AUTORISÉ, ÉE. part, Auctoritatem nactus, auctoritate præditus.

AUTORITÉ. s. f. Droit qu’on a de commander, de se faire obéir ; puissance légitime à laquelle on doit être soumis. Dans ce sens le mot d’autorité n’a point de pluriel. Auctoritas. Tout bon chrétien se doit soumettre à l’autorité de l’Eglise, & tout bon sujet à l’autorité royale. Les dérèglemens du peuple viennent de ceux qui les gouvernent : l’autorité de leur personne donne du poids à leurs exemples. Flech. S. Paul recommande aux Evêques de tempérer par la mansuétude, ce que l’autorité a de sévère. Le P. Gail. Le Cardinal de Richelieu avoit affermi la sûreté du peuple, & l’autorité du Roi, par l’abaissement des Grands. Id. Il faut que celui qui règne, ait un air d’empire & d’autorité. La Bruy. La raison de l’homme sujette à mille égaremens, a besoin d’être guidée par l’autorité. Malb.

Autorité, se dit quelquefois de l’usage de ce droit, ou de son usurpation. Un homme n’en peut arrêter un autre de son autorité privée. Il est mal séant de vouloir emporter toutes choses d’autorité absolue. ☞ Vous n’avez agi par autorité, que parce que vous savez qu’il est plus aisé de trouver des esclaves que des raisons. Pasc.

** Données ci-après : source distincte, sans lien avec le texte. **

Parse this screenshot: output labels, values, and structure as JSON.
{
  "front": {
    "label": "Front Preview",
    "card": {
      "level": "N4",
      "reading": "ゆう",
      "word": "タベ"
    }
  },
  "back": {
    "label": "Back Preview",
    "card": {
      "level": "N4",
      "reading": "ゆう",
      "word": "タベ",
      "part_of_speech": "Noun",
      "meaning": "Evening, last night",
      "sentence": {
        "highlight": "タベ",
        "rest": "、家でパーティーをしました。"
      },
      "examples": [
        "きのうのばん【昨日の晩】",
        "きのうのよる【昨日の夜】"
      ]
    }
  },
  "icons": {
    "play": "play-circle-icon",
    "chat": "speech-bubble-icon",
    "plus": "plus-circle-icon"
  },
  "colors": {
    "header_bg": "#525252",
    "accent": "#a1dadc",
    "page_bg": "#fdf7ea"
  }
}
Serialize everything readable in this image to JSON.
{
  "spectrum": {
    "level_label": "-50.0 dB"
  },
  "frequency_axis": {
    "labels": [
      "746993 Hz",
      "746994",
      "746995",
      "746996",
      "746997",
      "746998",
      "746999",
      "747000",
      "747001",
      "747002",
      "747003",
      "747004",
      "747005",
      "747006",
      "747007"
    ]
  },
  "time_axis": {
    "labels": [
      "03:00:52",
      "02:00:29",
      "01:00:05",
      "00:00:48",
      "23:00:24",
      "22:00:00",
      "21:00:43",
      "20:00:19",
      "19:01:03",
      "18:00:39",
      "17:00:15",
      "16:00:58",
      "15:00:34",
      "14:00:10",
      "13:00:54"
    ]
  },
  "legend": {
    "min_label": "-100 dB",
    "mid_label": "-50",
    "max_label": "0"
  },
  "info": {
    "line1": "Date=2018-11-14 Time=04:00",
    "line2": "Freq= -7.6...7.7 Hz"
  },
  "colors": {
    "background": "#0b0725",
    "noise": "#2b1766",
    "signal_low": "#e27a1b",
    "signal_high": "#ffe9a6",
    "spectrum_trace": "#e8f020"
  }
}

☞ Il se trouve dans le mot d’autorité, dit M. l’Abbé Girard, une énergie propre à faire sentir un droit d’administration civile, ou politique. Il y a dans le mot de pouvoir un rapport particulier à l’exécution subalterne des ordres supérieurs. Le mot de puissance renferme dans sa valeur un droit & une force de domination. Ce sont les lois qui donnent l’autorité ; elle y puise toute sa force. Le pouvoir est communiqué par ceux qui, étant dépositaires des loix, sont chargés de leur exécution ; par conséquent il est subordonné à l’autorité. La puissance vient du contentement des peuples, ou de la force des armes ; elle est légitime ou tyrannique.

☞ On remarque particulièrement dans l’idée d’autorité, quelque chose de juste & de respectable ; dans l’idée de pouvoir, quelque chose de fort & d’agissant ; dans l’idée de puissance, quelque chose de grand & d’élevé.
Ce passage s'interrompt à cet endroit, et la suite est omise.